Sous l’égide de l’idole des supporters, le capitaine Ludovic Giuly, l’AS Monaco va éclabousser de bonheur en Ligue des Champions (édition 2003-2004) non seulement la Principauté, mais la France entière qui se prend à rêver en suivant les exploits européens des rouges et blancs : La Corogne (8-3), le Lokomotiv de Moscou, mais surtout les « galactiques » du Réal de Madrid et enfin le FC Chelsea en demi-finale sont éliminés par des joueurs en état de grâce. Hélas distancés en finale à Gelsenkirchen (0-3) par le F.C Porto de José Mourinho. La composition mythique de l’AS Monaco était alors organisée avec les joueurs suivants : Roma, Givet, Ibarra, Rodriguez, Squillaci, Evra, Bernardi, Zikos, Giuly, Rothen, Cissé, Morientes (meilleur buteur de la Champions’ League), Prso ou Adebayor. 15000 supporters monégasques ont suivi leurs protégés en Allemagne.

Langueurs et décadence

Bousculée dans sa hiérarchie, instable dans le jeu et la gestion des joueurs, l’ASM s’enfoncera ensuite doucement dans la grisaille les années suivantes qu’une qualification en finale de coupe de France ( perdue face au Paris Saint Germain ) ne pourra effacer. De Maicon à Saviola en passant par Chevanton ou Kallon, aucun joueur n’extirpe suffisamment l’ASM de sa torpeur sportive, et le club tombe doucement dans l’anonymat. Erreurs de gestion, de casting, recrutement à l’économie : le charme est rompu. Monaco n’a plus les moyens de faire face aux défis financiers et sportifs. Guidolin, Bölöni, Laurent Banide, Ricardo, Lacombe : la valse des entraîneurs va se poursuivre, sans résultats probants. Et ce malgré quelques joueurs prometteurs (Ruffier,Yaya Touré, Jérémy Menez, Sylvain Monsoreau, Nenê, N’Koulou, Park, Muratori…) Monaco est abonné au ventre mou du championnat. Le retour de Banide en janvier 2011 et les recrutements de Diarra, Feindouno et Mbokani ne permettront pas au club de se relever. Et c’est en toute logique, mais au désespoir de ses supporters que l’AS Monaco FC est reléguée en mai 2011, 33 ans après son accession en Ligue 1 et le soir de son 2000è match dans l’élite du football professionnel français.

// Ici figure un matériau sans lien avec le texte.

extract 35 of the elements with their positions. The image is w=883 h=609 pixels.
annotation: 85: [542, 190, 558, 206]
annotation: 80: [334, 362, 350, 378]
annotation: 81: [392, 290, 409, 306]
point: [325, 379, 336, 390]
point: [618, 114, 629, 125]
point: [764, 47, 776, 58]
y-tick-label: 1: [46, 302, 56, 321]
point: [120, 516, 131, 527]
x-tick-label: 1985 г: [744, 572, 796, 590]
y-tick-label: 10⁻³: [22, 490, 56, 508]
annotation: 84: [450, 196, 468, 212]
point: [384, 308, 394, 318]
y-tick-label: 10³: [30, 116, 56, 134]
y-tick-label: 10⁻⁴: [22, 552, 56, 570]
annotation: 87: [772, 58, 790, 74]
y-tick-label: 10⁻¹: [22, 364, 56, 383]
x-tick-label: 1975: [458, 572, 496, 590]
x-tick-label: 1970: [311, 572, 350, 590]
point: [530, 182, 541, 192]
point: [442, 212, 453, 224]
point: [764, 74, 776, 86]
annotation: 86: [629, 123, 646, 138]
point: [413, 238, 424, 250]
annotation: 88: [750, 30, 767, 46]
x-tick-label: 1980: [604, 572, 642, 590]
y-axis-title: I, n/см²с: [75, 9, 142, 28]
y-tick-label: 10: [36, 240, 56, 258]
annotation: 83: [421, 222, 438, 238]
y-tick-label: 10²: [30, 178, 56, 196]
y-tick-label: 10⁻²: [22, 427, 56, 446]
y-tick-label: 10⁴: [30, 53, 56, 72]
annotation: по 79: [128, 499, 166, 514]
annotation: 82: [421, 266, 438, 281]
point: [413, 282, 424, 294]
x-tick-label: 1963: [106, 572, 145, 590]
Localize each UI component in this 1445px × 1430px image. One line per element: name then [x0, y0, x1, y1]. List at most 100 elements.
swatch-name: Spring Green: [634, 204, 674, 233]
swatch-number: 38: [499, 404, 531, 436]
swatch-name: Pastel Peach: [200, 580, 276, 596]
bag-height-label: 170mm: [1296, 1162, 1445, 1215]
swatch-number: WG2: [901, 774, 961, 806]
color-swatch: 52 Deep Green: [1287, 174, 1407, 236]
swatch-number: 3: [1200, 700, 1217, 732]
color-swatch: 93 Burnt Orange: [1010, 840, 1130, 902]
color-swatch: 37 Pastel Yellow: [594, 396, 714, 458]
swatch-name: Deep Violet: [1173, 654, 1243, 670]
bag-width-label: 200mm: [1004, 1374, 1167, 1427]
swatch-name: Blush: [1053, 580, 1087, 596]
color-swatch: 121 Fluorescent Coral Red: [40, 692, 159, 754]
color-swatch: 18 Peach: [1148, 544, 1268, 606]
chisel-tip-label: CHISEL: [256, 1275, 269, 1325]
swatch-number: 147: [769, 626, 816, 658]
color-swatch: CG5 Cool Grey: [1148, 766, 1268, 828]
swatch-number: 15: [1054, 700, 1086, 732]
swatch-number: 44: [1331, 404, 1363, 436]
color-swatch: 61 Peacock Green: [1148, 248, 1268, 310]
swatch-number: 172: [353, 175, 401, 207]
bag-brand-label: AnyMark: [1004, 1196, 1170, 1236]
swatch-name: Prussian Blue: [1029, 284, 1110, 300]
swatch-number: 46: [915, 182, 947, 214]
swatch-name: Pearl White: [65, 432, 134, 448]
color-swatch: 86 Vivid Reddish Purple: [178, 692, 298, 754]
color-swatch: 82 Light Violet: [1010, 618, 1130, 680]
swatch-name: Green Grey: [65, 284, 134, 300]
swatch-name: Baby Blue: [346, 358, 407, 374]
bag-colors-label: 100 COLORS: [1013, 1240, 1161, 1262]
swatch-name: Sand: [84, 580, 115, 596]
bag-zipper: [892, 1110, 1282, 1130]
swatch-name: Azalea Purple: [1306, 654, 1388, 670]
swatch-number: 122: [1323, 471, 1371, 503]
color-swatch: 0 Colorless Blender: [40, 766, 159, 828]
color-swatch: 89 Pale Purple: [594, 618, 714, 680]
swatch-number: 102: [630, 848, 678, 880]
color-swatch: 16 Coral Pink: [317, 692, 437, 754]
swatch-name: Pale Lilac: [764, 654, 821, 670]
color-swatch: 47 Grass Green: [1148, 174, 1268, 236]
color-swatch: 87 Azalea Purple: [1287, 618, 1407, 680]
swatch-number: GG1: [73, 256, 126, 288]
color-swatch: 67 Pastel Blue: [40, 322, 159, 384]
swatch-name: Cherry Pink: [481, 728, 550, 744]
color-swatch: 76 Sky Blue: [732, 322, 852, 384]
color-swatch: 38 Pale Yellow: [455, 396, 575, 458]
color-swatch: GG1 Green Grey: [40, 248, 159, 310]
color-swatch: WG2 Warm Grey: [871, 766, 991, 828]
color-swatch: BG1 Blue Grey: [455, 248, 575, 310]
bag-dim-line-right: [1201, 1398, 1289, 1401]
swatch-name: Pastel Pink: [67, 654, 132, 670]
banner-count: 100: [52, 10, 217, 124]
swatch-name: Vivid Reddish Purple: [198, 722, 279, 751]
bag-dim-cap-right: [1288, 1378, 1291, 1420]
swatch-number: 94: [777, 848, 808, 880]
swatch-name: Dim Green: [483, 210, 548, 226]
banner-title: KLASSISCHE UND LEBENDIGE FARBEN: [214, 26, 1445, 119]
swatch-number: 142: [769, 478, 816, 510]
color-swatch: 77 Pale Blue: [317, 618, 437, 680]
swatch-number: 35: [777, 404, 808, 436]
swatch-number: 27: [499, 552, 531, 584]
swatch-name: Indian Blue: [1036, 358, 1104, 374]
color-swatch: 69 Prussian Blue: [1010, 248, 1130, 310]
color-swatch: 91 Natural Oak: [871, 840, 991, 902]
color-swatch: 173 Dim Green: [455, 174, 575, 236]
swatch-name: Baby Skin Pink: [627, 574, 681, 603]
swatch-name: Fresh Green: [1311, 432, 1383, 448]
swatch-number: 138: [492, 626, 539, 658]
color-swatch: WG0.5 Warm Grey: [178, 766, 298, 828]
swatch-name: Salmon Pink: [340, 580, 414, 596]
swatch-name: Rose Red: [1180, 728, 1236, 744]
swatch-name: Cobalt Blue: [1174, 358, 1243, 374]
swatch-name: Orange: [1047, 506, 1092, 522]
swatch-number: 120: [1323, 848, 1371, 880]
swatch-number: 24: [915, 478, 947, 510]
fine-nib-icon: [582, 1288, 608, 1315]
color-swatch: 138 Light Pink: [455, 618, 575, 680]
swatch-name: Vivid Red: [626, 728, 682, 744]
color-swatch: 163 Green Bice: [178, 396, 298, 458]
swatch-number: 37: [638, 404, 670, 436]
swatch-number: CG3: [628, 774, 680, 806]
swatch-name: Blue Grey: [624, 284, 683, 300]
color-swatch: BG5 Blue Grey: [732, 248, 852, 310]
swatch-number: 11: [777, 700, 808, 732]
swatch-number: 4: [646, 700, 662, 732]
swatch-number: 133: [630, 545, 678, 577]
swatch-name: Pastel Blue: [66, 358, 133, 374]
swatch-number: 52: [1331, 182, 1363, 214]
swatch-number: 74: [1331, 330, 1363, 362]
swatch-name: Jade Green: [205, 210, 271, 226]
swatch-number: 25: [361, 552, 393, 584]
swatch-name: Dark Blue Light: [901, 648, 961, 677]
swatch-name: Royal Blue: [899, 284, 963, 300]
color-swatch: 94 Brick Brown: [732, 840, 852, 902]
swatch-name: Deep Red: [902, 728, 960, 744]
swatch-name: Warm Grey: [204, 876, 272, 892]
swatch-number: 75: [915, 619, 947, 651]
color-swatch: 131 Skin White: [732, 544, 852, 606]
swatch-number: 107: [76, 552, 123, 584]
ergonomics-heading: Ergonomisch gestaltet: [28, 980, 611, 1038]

2013-2014 : la saison de toutes les espérances…

Après avoir frôlé la relégation en National et le dépôt de bilan, nanti d’un nouvel et richissime investisseur russe, Dmitry Ribolovlev, d’un profond renouvellement de sa direction, d’un nouvel entraîneur italien (Claudio Ranieri remplaçant Simone à l’été 2012), l’ASM vient de remonter parmi l’élite en ce printemps 2013. Après deux années de purgatoire. Les nouveaux propriétaires du club offrent alors aux supporters une magnifique fête sous le chapiteau de Fontvieille pour les remercier de leur fidélité. Et la nouvelle du transfert du "meilleur buteur au monde, R. Falcao" est annoncée ce soir-là, en langue russe et sous les vivats de la foule, par le Président de l'ASM.

Ayant explosé littéralement la chronique des transferts avec un recrutement somptueux (Falcao, Moutinho, Rodriguez, Carvalho, Toulalan etc…) c’est avec de solides ambitions que l’AS Monaco FC entamera très prochainement son championnat, au bonheur de tous ceux qui chérissent ce club.